Varejo da construção reestrutura plano de marketing na pandemia
26 de janeiro de 2021 às 13:42
Diante da explosão das vendas, marcas investiram mais em serviços e no e-commerce, além de tutoriais para ensinar o público a fazer reparos
Por Janaina Langsdorff
O pedido “Fique em casa” ecoou como um apelo repetido em todo o mundo, transformando-se no slogan da campanha contra a Covid-19. Quem conseguiu obedecer, fez do lar o seu refúgio, mas acabou descobrindo a necessidade de pequenos reparos e obras dignas de muito barulho invadindo lives e reuniões em pleno home office. Classificado como comércio essencial, o varejo da construção foi obrigado a rever a sua estratégia de marketing para se adequar ao aumento das vendas.

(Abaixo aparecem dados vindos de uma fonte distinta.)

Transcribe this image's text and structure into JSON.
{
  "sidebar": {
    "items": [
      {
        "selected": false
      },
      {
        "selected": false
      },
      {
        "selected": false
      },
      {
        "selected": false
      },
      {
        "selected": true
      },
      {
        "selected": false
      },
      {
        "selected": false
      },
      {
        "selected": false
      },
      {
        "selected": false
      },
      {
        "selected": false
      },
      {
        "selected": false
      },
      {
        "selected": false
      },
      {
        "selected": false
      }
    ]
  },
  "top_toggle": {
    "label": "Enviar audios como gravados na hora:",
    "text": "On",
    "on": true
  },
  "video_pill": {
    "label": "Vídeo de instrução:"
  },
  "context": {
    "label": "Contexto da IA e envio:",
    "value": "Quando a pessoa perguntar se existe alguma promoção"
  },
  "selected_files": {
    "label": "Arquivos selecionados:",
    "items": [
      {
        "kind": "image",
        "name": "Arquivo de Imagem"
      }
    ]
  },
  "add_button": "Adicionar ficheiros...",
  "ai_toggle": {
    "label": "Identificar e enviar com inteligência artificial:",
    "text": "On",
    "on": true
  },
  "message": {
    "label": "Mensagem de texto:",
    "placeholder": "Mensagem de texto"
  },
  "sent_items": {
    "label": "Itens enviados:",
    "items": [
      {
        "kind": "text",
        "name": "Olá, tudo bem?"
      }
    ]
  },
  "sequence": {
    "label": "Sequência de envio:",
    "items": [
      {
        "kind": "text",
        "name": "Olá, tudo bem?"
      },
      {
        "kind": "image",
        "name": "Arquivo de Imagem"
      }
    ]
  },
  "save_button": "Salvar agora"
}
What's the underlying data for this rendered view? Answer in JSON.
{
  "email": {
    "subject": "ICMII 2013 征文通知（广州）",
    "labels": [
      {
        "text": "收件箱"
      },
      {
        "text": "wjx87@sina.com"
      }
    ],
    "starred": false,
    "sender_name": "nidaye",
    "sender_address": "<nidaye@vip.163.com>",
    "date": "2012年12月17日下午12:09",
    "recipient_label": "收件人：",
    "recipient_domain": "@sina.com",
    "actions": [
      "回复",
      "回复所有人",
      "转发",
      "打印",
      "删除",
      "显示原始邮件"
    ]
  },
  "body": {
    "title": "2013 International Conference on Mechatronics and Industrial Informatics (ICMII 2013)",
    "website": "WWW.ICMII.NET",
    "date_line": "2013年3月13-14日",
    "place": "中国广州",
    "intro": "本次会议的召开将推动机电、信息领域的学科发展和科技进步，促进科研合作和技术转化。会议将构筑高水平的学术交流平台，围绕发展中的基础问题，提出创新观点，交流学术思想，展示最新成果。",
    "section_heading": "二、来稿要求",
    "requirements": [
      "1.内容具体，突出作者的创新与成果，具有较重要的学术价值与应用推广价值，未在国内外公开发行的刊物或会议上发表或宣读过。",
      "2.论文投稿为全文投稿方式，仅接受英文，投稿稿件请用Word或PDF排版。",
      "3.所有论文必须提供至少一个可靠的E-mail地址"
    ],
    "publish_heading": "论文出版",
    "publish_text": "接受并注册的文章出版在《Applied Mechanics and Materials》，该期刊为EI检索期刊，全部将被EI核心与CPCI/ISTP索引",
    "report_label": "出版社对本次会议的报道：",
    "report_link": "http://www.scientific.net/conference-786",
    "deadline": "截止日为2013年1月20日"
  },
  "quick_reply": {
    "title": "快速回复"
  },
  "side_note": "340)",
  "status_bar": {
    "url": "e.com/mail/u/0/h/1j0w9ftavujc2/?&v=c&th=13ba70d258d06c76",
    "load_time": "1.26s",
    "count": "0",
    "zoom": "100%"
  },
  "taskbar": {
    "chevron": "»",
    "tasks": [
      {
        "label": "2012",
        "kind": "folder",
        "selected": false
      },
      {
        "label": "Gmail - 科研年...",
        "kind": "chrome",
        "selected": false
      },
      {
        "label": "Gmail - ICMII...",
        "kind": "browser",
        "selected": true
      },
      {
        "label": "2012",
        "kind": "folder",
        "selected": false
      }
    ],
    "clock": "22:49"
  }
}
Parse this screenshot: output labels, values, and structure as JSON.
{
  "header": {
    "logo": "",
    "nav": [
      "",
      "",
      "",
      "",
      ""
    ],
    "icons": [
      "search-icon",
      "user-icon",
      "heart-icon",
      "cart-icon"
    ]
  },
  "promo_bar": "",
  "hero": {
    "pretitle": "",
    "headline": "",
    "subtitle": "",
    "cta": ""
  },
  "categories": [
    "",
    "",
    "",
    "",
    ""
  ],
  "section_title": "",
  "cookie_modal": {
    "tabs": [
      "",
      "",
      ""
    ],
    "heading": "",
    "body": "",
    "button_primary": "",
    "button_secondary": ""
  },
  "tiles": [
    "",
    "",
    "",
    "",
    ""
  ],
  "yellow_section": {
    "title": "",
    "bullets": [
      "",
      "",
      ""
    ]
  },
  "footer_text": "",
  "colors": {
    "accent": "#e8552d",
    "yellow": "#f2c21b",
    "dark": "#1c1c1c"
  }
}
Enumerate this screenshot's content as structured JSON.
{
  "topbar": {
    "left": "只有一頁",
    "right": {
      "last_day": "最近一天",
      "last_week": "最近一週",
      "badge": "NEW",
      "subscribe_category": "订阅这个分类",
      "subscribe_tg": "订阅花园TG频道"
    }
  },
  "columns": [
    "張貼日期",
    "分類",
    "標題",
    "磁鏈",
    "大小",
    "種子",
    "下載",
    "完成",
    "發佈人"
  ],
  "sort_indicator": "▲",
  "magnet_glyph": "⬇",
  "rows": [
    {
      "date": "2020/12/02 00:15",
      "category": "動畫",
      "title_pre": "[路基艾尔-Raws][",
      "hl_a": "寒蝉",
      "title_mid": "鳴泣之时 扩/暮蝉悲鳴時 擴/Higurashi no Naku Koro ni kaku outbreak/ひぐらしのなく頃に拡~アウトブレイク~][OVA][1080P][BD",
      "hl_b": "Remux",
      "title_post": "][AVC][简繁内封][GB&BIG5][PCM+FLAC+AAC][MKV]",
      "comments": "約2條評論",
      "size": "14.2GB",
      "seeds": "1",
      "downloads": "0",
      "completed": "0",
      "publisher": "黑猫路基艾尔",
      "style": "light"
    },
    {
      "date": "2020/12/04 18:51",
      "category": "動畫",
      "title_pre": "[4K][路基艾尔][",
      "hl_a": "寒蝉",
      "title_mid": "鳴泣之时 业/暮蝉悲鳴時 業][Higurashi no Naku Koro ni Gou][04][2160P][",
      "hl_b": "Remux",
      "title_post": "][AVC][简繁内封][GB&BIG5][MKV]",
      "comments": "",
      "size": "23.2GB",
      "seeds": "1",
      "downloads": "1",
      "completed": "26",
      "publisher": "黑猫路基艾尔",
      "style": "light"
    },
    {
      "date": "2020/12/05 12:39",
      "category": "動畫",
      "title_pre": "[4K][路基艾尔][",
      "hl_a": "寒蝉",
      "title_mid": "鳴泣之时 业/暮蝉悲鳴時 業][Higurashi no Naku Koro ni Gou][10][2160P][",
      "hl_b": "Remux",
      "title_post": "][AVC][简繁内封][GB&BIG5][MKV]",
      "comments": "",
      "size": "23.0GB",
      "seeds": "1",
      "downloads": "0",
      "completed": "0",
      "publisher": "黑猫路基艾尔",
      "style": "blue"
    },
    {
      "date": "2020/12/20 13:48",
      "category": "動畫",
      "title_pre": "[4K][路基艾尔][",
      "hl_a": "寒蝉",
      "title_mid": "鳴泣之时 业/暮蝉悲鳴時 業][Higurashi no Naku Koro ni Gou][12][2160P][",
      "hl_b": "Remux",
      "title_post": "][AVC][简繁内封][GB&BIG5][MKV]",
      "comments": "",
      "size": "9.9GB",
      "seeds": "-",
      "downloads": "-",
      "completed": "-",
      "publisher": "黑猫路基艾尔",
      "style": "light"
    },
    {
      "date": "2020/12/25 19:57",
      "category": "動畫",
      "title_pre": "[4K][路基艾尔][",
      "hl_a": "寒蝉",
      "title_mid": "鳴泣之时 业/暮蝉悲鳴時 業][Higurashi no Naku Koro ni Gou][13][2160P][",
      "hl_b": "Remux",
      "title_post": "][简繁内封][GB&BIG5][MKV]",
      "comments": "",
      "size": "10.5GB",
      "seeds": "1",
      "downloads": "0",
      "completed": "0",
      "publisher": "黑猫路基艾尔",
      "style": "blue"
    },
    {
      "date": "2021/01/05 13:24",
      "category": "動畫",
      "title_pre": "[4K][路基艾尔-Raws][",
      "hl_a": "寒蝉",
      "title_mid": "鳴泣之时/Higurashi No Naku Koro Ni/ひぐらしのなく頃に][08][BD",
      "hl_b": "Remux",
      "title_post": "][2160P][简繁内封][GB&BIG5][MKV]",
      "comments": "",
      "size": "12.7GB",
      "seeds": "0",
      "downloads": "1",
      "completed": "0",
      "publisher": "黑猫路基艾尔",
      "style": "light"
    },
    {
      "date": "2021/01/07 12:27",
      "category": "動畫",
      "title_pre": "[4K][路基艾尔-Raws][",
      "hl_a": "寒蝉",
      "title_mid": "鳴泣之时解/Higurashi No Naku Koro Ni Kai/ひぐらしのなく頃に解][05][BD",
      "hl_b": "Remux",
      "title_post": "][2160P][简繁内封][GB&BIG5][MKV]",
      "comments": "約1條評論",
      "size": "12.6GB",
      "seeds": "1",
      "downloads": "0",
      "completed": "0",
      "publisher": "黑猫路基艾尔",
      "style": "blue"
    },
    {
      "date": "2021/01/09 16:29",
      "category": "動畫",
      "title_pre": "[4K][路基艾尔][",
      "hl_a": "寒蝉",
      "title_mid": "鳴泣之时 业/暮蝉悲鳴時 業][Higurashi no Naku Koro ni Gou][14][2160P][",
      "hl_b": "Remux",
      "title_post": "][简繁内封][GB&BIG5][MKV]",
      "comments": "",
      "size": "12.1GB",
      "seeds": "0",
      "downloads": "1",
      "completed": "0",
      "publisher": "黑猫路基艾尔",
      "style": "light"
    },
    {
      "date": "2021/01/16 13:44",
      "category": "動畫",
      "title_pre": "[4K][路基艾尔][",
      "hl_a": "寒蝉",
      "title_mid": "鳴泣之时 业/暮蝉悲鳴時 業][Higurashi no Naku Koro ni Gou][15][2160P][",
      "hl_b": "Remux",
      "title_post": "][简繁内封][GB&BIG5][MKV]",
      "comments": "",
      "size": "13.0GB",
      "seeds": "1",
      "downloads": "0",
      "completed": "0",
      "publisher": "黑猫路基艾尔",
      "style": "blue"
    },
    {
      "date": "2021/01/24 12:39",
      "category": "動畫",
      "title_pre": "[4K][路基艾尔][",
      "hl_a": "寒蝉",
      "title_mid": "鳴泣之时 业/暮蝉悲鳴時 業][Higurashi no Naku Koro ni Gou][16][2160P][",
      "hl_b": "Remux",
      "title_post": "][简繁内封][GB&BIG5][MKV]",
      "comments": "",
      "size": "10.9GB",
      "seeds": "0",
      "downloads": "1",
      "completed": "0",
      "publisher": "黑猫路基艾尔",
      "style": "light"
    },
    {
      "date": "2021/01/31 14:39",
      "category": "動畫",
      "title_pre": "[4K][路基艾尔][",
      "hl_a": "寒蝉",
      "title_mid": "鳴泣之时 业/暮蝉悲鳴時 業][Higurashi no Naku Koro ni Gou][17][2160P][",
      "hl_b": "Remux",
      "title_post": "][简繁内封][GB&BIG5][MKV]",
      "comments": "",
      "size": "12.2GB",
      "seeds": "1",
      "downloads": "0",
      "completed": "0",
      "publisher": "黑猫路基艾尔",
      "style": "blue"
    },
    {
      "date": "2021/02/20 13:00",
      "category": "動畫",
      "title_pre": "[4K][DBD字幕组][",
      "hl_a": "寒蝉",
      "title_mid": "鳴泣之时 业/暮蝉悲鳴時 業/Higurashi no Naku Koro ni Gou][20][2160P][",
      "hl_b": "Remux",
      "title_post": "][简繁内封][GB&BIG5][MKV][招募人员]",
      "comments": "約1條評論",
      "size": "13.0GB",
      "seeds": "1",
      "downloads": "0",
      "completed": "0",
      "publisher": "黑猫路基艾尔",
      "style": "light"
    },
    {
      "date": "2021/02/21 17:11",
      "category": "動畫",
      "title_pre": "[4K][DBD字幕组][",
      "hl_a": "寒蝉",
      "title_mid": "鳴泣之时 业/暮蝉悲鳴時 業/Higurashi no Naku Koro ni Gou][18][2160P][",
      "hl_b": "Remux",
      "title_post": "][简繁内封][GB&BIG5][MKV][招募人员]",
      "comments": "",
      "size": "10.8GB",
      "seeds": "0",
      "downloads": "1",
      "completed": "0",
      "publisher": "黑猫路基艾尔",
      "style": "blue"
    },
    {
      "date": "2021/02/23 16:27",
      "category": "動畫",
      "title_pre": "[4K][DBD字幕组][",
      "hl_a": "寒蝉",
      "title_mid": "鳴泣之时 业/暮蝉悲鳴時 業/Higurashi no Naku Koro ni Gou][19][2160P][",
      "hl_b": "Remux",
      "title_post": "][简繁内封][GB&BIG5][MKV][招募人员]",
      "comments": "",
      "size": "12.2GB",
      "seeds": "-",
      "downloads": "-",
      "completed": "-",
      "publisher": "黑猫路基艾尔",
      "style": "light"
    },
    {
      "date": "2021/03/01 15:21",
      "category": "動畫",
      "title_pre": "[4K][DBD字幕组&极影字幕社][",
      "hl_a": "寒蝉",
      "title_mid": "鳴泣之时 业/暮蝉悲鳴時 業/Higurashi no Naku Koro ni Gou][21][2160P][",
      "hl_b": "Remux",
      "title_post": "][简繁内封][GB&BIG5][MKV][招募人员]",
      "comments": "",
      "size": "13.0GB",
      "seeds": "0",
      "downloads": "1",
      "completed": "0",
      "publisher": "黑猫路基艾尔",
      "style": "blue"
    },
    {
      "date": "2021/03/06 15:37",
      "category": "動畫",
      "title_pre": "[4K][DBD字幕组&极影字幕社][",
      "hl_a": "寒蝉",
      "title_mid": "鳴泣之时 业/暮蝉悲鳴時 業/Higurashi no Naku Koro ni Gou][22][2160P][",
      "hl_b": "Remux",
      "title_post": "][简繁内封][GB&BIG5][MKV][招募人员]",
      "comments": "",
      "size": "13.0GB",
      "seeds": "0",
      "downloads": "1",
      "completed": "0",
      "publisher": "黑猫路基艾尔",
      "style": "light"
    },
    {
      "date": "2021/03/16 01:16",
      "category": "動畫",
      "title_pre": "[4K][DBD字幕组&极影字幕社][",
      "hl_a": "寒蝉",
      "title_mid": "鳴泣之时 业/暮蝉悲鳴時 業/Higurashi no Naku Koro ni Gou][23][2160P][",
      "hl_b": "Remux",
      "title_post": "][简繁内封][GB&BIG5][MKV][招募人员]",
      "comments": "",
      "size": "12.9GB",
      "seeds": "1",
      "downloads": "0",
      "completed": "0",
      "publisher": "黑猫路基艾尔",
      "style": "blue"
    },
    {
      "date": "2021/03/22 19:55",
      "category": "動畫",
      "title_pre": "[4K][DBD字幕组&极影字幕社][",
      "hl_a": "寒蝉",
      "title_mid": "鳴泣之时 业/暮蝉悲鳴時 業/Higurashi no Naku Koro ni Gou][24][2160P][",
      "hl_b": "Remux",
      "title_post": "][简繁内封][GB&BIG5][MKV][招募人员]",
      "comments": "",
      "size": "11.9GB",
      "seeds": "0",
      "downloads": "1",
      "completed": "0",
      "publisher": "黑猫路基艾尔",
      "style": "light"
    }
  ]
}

A casa ganhou um novo significado e as marcas são unânimes nessa conclusão. “A demanda por todas as categorias cresceu a taxas de 100%”, conta Pablo Satyro, diretor de marketing e e-commerce da Telhanorte, rede com 50 lojas pertencentes ao grupo francês Saint-Gobain, que ainda controla a bandeira Tumelero, dona de 29 unidades no Rio Grande do Sul. Surpreendida, toda a cadeia do setor sofreu com a escassez de produtos. “Não podíamos chamar as pessoas para as lojas, o que tornou o trabalho de comunicação mais desafiador”, lembra Satyro.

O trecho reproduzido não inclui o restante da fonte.